In all seriousness I saw that future LGBTQA youth isn’t waiting to take up the fight when we are gone, they are already joining in. The best feedback I heard from a camper was that he woke up for it on Saturday morning going oh yeah, going to gay camp – but left after the whirlwind two days just having gone to camp. There were specific workshops geared towards LGBTQ issues of course, and it was a constant conversation topic. However, many of the kids don’t see this as anything special, because they are members of the LGBTQA community, and they don’t see it as weird to talk about it or learn about it. So these kids signed up for a LGBTQA Leader Ship Day Camp, and really just got a Leader Ship Day Camp. There were some issues here and there, things we could do different, maybe even better. But every single kid learned, had fun, made a friend, and felt like they final had a place where they were free to be them, that it was okay to like who they like, identify however they identify and know that there is honestly no judgment and no fear. That my friends was a beautiful beautiful thing, and unless you have seen something like it, you may understand what I am saying, but it may seem cheesy to you, because you do not get it.
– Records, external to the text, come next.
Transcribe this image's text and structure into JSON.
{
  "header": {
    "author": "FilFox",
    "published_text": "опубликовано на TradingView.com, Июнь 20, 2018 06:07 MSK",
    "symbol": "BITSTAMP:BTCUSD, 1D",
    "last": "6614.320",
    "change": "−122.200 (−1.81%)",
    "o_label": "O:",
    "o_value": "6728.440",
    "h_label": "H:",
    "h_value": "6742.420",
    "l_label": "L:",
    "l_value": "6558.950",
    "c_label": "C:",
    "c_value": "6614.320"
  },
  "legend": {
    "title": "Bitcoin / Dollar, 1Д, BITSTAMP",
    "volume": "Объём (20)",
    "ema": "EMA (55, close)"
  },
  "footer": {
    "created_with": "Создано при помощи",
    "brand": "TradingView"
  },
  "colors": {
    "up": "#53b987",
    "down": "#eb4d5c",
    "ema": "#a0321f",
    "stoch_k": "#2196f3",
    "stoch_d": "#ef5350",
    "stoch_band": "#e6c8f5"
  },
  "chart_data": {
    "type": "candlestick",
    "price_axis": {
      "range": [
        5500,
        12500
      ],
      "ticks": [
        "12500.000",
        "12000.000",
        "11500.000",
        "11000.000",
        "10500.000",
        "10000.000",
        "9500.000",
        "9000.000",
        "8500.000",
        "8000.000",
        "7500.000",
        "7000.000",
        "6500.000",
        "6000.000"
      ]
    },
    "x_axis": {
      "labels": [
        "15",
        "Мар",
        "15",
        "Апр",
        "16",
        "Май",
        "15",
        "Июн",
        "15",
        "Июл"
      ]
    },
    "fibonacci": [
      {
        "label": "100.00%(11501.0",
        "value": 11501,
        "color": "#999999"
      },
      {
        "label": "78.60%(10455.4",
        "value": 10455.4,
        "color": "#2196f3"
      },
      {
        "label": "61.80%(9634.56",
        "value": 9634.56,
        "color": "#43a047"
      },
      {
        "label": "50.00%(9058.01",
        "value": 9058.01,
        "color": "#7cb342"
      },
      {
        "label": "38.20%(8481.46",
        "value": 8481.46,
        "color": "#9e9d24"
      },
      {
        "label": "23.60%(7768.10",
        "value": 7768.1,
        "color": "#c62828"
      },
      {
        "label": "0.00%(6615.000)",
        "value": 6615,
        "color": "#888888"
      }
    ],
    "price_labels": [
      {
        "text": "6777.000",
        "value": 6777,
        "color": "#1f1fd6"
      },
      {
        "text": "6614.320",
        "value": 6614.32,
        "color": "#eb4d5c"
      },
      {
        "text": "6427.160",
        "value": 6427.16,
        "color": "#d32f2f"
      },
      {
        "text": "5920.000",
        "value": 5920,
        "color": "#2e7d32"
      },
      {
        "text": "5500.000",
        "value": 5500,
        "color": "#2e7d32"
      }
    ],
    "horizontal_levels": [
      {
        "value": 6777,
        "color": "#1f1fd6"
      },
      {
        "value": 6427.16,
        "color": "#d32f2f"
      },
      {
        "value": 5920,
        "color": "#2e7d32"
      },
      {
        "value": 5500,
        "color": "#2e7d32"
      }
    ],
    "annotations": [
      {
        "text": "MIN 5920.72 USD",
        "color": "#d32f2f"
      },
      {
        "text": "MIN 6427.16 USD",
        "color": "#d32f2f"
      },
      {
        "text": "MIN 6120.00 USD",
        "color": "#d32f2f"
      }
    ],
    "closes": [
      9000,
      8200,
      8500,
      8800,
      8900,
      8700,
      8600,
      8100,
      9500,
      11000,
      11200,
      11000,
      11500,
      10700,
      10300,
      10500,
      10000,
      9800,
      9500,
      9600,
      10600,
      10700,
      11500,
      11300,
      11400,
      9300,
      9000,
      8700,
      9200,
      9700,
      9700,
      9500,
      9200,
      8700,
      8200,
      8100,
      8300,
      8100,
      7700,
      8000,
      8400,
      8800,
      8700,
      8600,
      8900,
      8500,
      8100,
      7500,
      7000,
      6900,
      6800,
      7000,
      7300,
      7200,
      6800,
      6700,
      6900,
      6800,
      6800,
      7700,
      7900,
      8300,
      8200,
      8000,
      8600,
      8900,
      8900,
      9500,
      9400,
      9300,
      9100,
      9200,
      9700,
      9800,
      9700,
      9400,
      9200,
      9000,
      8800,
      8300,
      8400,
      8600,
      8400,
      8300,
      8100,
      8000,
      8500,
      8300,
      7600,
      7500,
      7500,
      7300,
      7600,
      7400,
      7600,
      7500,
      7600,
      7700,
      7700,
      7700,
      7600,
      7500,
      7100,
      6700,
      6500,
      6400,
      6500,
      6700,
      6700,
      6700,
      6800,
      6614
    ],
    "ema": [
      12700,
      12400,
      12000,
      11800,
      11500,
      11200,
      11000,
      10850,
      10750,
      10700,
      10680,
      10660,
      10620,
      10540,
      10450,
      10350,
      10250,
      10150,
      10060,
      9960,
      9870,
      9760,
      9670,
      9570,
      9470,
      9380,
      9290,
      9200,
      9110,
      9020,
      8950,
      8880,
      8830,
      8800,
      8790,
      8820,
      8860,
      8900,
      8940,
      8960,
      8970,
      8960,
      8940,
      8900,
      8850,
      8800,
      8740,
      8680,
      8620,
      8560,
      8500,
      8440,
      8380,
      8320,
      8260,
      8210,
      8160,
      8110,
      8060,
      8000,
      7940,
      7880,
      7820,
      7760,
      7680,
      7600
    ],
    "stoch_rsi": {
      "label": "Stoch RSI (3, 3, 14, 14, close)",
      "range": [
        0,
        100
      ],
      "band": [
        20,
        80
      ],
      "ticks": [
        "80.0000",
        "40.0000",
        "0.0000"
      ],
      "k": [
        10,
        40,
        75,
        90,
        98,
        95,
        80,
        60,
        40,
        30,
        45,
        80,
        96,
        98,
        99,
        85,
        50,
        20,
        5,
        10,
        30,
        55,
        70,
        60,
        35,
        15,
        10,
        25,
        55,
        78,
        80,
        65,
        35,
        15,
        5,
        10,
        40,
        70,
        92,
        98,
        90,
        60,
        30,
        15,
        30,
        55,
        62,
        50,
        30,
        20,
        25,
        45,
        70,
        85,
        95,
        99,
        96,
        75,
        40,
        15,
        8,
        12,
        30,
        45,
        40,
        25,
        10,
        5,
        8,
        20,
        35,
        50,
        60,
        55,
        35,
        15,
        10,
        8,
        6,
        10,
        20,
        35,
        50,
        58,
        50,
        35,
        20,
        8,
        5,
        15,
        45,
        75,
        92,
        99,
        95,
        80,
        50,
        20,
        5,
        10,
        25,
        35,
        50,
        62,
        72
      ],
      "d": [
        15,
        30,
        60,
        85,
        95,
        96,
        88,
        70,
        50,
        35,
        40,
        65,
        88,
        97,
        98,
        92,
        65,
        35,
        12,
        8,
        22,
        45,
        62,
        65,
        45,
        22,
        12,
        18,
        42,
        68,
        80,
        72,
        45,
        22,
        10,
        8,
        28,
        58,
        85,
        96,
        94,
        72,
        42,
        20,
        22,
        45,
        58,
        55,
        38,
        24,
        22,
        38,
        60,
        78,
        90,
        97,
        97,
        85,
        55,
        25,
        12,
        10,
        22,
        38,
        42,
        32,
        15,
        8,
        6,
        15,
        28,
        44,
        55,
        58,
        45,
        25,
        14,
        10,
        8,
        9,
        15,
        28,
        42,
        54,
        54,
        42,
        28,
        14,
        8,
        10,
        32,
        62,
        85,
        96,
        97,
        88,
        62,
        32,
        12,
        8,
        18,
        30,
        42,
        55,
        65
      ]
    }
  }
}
Watching them, I kept having this quote from my all time writing mentor Superstar Joss Whedon (told you, will almost ALWAYS bring it back to him) in an introduction video in 2011, he said “…I want to make some noise. I want to make a joyful noise, I want to make too much noise. I want the neighbors to complain. I’m tired of being polite about something that matters.” Yes I do Mr. Whedon, and so I have been and what I learned this weekend is so do this amazing adults and youth, and so we have and so we will.